The sheer scale of the problem reflects years of decentralized content management, where individual departmental staff uploaded the same asset — a logo, a neighborhood map, a headshot — independently and repeatedly, with no automated deduplication layer to catch redundancies before they compounded. The city's Unified Digital Infrastructure initiative, launched in January 2025, was supposed to rein in exactly this kind of sprawl, but its rollout has been uneven across agencies.
What the Data Actually Shows
Internal audits reviewed by The Daily San Francisco show that duplicate image files account for roughly 18 percent of total storage consumption across sf.gov and its affiliated subdomains — a proportion that IT administrators describe as far above what peer municipalities typically report. For comparison, the City of Chicago completed a similar deduplication audit in 2024 and found its redundancy rate was closer to 7 percent before remediation. San Francisco's figure has not been formally published, but documents circulating within the Department of Technology put the raw storage waste at approximately 4.2 terabytes as of the most recent quarterly review in April 2026.
Storage costs on the city's cloud infrastructure — the city migrated to a hybrid cloud model with a contract awarded in fiscal year 2023-2024 — are billed on a per-gigabyte basis. At current contracted rates, that 4.2 terabytes of redundant image data represents an estimated $9,800 in unnecessary annual storage spend, a modest figure on its own, but officials note the downstream costs are harder to quantify: slower page load times on high-traffic portals directly affect whether residents complete permit applications or abandon them midway. The SF Planning Department's online permit system recorded an average page load time of 6.4 seconds during peak hours in the first quarter of 2026, according to department performance metrics — well above the 3-second threshold that usability researchers widely cite as the point where user drop-off accelerates.
The Mission District-based nonprofit SF Digital Equity Coalition, which advocates for accessible city services among lower-income and non-English-speaking residents, has raised the issue in public comment at three Board of Supervisors committee hearings since February.

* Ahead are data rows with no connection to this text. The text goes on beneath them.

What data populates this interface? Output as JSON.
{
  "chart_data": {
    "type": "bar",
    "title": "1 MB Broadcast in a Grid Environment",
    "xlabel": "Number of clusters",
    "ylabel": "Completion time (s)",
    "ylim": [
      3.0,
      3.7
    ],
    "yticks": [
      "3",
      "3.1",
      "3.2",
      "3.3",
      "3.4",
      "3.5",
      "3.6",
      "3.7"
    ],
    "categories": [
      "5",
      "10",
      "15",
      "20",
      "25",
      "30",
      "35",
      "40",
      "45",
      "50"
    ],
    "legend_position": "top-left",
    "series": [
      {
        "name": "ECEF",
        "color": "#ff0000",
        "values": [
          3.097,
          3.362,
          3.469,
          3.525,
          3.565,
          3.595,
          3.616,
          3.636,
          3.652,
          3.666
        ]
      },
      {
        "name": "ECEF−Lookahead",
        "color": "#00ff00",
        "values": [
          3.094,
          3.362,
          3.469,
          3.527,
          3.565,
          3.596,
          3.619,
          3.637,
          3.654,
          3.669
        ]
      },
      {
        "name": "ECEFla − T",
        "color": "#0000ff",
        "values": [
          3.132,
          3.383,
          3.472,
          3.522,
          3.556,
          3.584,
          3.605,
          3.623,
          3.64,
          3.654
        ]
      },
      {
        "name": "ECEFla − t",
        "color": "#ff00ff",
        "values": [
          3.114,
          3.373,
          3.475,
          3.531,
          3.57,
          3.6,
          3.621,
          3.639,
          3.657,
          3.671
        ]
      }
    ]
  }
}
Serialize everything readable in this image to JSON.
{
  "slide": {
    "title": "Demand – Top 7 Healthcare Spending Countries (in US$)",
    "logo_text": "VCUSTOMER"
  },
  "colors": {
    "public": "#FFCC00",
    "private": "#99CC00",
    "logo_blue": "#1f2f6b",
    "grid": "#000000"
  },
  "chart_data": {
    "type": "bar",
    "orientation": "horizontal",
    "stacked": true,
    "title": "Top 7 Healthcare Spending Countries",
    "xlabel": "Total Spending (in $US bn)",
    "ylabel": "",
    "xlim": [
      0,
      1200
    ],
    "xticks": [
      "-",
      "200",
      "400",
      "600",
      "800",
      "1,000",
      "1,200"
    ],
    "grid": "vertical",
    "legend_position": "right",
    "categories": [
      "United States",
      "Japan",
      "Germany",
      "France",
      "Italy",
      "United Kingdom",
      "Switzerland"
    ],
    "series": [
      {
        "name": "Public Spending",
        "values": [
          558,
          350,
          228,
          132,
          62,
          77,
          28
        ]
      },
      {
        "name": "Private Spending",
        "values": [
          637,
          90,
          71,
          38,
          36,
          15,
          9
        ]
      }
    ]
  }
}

Bloated municipal websites disproportionately affect residents on slower connections — a concern particularly acute in Visitacion Valley and the Tenderloin, two neighborhoods where the city's own broadband mapping data shows significantly lower average connection speeds than the citywide median.
What Cleanup Looks Like — and What It Costs
The Department of Technology began a phased deduplication project in March 2026, starting with the highest-traffic portals: the SF311 service request site, the Office of the Treasurer and Tax Collector's online payment system, and the Recreation and Parks Department's reservation platform. A vendor contract for automated image hashing and replacement tools was awarded to a San Jose-based firm for $187,000, covering the initial 18-month engagement.

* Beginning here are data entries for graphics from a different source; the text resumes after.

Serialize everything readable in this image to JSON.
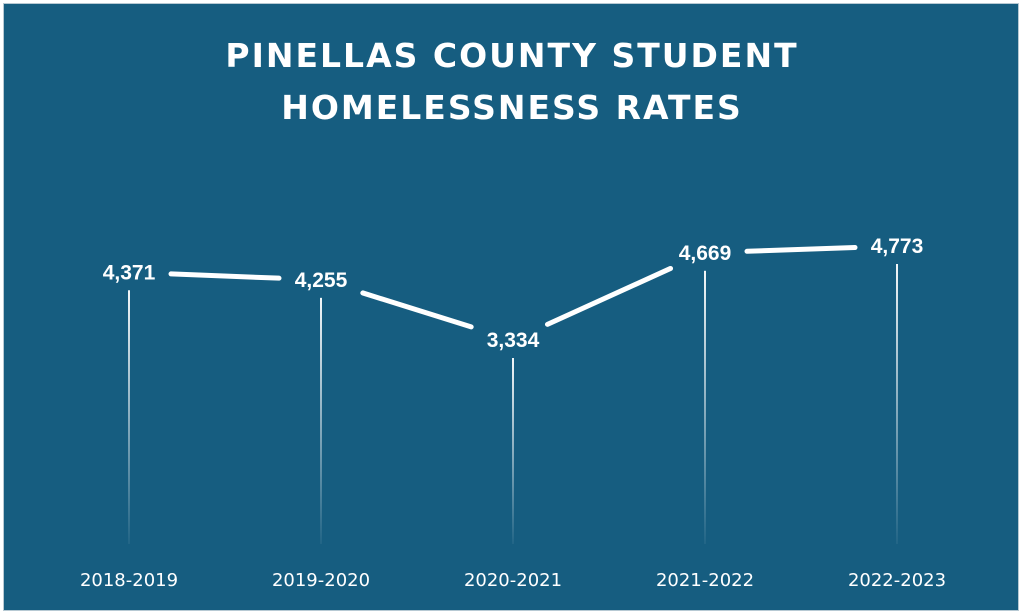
{
  "chart_data": {
    "type": "line",
    "title_lines": [
      "PINELLAS COUNTY STUDENT",
      "HOMELESSNESS RATES"
    ],
    "categories": [
      "2018-2019",
      "2019-2020",
      "2020-2021",
      "2021-2022",
      "2022-2023"
    ],
    "series": [
      {
        "values": [
          4371,
          4255,
          3334,
          4669,
          4773
        ],
        "labels": [
          "4,371",
          "4,255",
          "3,334",
          "4,669",
          "4,773"
        ]
      }
    ],
    "xlabel": "",
    "ylabel": "",
    "ylim": [
      0,
      5500
    ],
    "grid": false,
    "legend": "none",
    "axis_visible": false
  },
  "colors": {
    "background": "#165d80",
    "line": "#ffffff",
    "text": "#ffffff",
    "drop_line": "#ffffff"
  }
}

The process works by running a perceptual hash across every stored image, flagging files that are identical or near-identical, replacing redundant copies with a single canonical file path, and updating every instance across the content management system — a workflow that sounds straightforward but grows complex when legacy pages have been hand-coded by staff who are no longer with the city. The Planning Department alone has more than 1,200 active web pages, some dating to 2011, that require manual review before any automated replacement can proceed.
For residents and small business owners who use these portals regularly, the practical upshot is that load times on the affected sites should improve measurably by the end of the third quarter of 2026, when the first phase of deduplication is scheduled to complete. The Department of Technology has committed to publishing before-and-after performance metrics on its public dashboard at sf.gov/departments/technology — giving San Franciscans a rare, data-grounded look at whether a back-end cleanup project actually delivers the speed improvements officials are promising.